First time holding him.
So, today was Trey's fifth birthday. So much has happened in the last five years, it's crazy to think about it. I remember that day as if it were yesterday. I'd spent the whole previous night in the hospital waiting room, going for coffee and Red Bull runs with my brother. I went home around 8am to catch some sleep, and about an hour or two later, my brother called and told me to come back to the hospital. And eventually, from the waiting room, I saw my brother walking down the hallway with a doctor, who was pushing a little plastic incubator/isolette thing. We all crowded around it and I remember looking at this tiny baby with squinty eyes. Newborns kind of all look alike...I feel like it takes a day or two for their features to settle in or something. But regardless, I fell in love hard-core.
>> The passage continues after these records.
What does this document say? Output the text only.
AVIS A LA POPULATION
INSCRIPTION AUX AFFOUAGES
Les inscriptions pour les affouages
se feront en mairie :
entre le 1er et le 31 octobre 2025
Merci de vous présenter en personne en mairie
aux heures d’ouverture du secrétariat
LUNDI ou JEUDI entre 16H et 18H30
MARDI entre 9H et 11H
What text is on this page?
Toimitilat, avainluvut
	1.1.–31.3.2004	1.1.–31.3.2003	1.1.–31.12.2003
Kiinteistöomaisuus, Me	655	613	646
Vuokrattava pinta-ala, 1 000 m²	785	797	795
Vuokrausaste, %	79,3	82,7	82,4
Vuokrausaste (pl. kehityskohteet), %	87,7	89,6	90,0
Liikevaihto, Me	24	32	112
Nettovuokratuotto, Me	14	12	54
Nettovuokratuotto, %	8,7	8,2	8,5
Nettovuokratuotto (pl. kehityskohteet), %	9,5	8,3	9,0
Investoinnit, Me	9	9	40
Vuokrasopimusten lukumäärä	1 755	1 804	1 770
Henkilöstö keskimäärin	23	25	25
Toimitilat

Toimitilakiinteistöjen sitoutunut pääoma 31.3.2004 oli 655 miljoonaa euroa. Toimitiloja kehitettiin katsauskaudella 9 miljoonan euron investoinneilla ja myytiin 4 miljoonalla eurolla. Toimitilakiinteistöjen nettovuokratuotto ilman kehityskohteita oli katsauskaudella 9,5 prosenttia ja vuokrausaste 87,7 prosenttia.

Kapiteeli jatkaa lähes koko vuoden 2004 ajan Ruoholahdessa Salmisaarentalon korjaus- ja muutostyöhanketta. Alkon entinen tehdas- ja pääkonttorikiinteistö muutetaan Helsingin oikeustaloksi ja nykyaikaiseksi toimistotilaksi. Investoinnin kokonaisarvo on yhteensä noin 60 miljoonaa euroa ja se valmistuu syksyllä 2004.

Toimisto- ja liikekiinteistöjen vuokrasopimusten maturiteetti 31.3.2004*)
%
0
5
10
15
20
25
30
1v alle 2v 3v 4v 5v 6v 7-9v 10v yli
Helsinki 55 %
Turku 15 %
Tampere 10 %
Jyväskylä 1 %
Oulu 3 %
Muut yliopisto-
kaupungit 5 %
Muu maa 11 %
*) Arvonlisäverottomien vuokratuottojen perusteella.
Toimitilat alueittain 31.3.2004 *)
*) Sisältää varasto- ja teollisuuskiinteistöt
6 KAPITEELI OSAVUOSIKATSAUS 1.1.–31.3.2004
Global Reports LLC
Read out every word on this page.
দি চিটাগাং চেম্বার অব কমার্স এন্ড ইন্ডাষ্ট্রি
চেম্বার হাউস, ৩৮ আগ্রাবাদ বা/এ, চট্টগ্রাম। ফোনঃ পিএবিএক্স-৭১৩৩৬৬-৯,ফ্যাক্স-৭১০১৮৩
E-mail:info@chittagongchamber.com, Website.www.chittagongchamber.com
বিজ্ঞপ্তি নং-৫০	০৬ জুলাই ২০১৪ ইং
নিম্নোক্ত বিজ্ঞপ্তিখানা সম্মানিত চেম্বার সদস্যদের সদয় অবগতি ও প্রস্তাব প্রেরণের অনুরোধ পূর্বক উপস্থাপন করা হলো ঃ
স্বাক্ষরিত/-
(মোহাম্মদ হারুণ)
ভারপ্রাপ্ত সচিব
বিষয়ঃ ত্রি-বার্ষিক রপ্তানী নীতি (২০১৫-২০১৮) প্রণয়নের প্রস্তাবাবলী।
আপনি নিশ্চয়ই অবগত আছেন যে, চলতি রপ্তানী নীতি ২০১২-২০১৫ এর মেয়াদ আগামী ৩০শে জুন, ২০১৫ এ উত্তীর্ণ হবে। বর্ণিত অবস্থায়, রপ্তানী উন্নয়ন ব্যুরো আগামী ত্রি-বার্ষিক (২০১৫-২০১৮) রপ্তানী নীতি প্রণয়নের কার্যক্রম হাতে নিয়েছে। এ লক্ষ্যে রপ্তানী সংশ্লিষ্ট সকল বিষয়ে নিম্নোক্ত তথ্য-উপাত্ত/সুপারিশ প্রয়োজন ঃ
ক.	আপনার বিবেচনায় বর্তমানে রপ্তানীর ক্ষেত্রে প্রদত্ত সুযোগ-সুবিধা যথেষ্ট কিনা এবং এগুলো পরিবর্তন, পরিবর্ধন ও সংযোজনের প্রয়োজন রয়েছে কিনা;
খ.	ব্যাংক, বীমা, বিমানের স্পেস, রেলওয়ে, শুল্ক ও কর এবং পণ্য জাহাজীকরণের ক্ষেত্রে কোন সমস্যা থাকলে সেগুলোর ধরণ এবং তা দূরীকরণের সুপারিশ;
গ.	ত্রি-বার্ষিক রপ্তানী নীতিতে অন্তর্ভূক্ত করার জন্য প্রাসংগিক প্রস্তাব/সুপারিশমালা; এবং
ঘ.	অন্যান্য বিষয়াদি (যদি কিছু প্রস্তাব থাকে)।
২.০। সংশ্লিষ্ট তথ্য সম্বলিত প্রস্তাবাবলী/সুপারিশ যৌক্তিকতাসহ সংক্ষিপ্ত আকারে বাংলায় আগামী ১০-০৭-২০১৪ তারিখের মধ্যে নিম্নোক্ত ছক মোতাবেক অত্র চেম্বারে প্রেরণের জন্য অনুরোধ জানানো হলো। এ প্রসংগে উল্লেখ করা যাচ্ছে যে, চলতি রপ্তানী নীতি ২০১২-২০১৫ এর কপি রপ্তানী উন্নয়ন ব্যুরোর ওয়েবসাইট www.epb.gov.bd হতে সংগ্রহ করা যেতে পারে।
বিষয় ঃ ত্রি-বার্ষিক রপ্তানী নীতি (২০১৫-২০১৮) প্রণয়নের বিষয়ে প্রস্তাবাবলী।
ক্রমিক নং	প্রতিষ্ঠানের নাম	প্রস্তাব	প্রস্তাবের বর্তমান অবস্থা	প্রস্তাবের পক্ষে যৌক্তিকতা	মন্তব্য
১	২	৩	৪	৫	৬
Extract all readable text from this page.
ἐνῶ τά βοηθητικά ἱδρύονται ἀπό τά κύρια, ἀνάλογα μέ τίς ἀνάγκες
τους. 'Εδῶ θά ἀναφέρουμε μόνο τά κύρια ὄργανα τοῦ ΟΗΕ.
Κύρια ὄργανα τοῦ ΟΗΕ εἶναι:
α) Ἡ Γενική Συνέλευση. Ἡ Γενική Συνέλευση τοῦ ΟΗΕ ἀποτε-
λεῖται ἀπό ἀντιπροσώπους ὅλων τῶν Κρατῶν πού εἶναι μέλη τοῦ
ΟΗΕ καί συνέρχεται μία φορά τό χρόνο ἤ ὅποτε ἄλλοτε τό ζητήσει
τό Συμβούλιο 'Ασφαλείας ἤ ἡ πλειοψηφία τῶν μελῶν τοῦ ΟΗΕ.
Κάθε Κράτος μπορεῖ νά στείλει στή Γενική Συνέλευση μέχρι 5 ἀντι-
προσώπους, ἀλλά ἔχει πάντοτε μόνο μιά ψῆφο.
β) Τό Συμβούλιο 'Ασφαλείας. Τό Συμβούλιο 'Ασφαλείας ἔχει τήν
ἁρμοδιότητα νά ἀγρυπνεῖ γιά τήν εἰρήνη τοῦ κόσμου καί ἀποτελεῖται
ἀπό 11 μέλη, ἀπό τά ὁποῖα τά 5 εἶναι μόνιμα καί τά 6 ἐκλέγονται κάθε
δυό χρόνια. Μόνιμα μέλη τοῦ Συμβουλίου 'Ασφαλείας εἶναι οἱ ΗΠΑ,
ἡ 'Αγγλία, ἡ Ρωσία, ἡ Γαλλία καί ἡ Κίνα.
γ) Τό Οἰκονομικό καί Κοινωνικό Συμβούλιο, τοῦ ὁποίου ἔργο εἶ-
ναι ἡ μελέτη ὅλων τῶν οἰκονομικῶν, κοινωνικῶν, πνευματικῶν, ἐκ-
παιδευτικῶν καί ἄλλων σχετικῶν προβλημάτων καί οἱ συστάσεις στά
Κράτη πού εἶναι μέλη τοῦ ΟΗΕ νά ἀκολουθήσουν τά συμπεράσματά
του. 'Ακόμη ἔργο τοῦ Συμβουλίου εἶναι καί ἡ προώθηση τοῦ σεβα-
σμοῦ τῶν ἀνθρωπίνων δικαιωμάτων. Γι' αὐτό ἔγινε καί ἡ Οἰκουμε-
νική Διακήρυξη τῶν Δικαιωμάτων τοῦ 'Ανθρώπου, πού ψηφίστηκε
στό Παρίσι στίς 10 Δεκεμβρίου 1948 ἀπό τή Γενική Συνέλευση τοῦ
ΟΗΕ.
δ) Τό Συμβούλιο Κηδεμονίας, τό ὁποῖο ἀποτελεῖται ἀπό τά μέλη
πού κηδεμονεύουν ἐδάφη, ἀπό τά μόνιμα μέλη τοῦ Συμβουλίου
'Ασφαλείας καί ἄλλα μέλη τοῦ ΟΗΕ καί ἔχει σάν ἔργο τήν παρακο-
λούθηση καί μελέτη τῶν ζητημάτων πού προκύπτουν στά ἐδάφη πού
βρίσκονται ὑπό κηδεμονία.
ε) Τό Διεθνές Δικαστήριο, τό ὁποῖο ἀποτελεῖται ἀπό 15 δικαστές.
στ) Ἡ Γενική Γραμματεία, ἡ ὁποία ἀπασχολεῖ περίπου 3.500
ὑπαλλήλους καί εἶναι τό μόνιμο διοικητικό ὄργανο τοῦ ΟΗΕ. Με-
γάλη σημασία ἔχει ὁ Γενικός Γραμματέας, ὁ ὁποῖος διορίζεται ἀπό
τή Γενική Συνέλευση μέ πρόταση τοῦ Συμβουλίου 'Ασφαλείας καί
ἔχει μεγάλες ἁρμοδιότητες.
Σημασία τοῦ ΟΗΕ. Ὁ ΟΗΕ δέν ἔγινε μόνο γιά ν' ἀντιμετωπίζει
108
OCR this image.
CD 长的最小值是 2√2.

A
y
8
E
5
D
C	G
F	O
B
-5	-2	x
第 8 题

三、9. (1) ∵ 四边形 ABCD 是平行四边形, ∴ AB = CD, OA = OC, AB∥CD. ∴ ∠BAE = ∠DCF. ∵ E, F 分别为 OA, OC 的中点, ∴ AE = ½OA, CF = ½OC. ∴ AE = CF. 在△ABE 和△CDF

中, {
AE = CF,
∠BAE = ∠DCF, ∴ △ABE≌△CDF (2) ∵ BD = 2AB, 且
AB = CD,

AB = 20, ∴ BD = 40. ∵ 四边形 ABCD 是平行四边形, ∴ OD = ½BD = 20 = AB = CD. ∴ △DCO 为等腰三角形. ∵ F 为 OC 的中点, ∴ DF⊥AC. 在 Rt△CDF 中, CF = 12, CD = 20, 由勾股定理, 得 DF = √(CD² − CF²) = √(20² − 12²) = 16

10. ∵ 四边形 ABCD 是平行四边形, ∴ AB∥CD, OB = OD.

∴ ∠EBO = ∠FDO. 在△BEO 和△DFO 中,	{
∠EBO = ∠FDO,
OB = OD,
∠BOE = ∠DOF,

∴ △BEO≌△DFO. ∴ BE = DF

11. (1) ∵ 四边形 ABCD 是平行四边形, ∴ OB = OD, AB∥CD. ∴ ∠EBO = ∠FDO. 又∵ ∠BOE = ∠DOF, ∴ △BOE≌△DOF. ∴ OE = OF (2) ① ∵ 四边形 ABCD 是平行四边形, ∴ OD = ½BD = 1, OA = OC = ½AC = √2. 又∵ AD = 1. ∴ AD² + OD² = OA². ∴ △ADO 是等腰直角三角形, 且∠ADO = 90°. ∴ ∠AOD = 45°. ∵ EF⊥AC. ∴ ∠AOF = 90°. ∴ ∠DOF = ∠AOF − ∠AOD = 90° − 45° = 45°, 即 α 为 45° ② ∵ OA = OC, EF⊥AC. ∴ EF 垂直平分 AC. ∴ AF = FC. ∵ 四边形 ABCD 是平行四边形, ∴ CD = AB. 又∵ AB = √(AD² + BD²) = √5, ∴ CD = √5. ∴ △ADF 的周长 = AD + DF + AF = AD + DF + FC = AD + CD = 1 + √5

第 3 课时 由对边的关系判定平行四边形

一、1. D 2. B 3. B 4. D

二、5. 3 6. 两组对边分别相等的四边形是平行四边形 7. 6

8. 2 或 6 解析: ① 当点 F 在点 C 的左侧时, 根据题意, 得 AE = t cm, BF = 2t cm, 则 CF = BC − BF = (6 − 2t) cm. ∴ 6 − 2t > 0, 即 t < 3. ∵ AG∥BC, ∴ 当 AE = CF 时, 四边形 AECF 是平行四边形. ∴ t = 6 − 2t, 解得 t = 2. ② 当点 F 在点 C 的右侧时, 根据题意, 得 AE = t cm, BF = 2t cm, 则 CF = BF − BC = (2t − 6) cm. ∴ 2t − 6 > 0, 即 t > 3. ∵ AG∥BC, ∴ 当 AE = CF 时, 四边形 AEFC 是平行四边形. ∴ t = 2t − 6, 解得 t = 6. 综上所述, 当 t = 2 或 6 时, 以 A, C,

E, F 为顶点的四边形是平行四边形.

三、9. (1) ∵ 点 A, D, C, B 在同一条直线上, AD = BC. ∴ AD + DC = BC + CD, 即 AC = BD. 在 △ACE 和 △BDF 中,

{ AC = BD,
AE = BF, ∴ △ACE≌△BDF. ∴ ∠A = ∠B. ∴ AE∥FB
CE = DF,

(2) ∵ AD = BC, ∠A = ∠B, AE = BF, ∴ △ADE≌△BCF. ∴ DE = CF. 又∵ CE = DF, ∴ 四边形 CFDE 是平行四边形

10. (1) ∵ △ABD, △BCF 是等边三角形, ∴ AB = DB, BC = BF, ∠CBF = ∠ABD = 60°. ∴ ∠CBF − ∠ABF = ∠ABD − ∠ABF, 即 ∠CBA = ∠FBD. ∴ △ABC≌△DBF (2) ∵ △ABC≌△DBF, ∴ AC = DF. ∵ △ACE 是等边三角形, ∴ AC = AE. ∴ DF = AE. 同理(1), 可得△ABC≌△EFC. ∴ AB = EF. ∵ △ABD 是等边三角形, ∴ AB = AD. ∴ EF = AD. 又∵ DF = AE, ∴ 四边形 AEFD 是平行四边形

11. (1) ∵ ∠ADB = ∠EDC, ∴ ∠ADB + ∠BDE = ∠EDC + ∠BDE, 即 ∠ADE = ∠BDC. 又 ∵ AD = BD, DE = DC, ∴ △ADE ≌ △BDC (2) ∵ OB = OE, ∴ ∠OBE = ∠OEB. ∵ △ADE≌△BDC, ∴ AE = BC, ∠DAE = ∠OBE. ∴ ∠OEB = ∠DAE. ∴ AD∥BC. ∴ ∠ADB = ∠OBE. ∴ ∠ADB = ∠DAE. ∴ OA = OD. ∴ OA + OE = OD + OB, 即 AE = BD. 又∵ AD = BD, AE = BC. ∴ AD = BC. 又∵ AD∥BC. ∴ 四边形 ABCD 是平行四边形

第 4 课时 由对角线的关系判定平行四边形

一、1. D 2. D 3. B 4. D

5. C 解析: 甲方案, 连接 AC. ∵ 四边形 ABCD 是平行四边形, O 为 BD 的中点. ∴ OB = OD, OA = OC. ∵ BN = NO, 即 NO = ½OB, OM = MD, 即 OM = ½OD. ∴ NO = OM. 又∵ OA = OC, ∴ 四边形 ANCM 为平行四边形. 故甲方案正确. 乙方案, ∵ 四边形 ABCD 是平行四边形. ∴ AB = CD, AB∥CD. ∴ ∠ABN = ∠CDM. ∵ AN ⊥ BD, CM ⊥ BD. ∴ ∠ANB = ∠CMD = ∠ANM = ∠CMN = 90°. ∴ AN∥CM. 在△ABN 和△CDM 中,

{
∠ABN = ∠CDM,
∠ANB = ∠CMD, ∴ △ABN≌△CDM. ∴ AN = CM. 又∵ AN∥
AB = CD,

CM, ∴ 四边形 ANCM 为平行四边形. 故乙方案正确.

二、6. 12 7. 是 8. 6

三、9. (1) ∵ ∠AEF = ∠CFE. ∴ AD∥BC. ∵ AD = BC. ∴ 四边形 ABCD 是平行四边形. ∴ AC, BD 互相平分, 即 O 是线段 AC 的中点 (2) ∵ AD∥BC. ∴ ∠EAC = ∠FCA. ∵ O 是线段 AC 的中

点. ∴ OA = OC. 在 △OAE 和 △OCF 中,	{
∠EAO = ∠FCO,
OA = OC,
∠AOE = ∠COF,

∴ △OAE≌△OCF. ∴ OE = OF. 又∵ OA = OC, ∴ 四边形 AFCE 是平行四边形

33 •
Instinctively, I felt this need to protect. Protect this little being I had known for less than five minutes. I've always felt maternal toward kids, but this feeling was different. This was almost animalistic instinct. And just like that, I was an aunt. I was an aunt. It was so odd to think about, me being an aunt at 26. Now, five years later, it's odd to think I am the only aunt in the family now.
The next day, at work, I got a phone call from UNC, telling me I was off the wait list and did I want to come there, and of course I said yes. After work I went next door to the hospital and held my nephew for the first time, telling him I would make him a little Tar Heel. Holding him was....a turning point for me. I know it sounds cheesy and trite, but it's true. I know babies can't see/focus at first, but believe me when I tell you this little kid actually looked like he was observing us all and taking us in. He was so small - 6lb, 11oz and 20.5 inches long - and he fit into the crook of my arm perfectly.
As the months went by, before I left for North Carolina, I actually got to take care of my nephew a lot. My brother and his girlfriend still went out with their friends a lot and I'd have my nephew several times a week, sometimes overnight on the weekends. He slept in his bassinet basket on the floor next to my bed, and I'd wake up at night just to watch him sleep, or to rest my hand on his chest to make sure he was still breathing. I'd wake up and feed him when he cried. He would laugh out loud in his sleep, I swear to G-d. I learned what songs soothed him and the perfect angle at which to feed him, to minimize the spit up that would happen. To this day, he still falls asleep when I play "Baby Mine" on my iPod, and still loves Sheryl Crow's version of "Sweet Child O'Mine." When he was a baby and I'd be driving in my Jeep, if he would fuss, I'd put that song on and sing along, and he'd quiet down. It was the funniest thing.
But I never could have imagined the extent to which he'd change our lives. Do we ever, with children?
And now, five years later, I'm out of North Carolina, back in New York, at Columbia, and Trey is getting ready to start kindergarten in the fall. He named me Aunt JJ (he couldn't say "Jaime", so he said "JJ"), he has a way with animals, and he can be wise beyond his years sometimes. When my brother told the family he and his girlfriend were expecting, my family was upset, to be honest. But sometimes things have a way of working out for the best. This certainly did, and I wouldn't change a thing.
In other news, in two weeks, my classes will be over. And my first year will be done. I remember when I got in, my friend Natalie (also an MFAer, in fiction) joked that MFA stands for More F*cking Around. Yeah, well, this year was no joke. And this semester in particular. Definitely not a slacker time. So I like to think of MFA as something else: MotherF*cking Awesome. As in, that's what I'll be when I snag my book deal.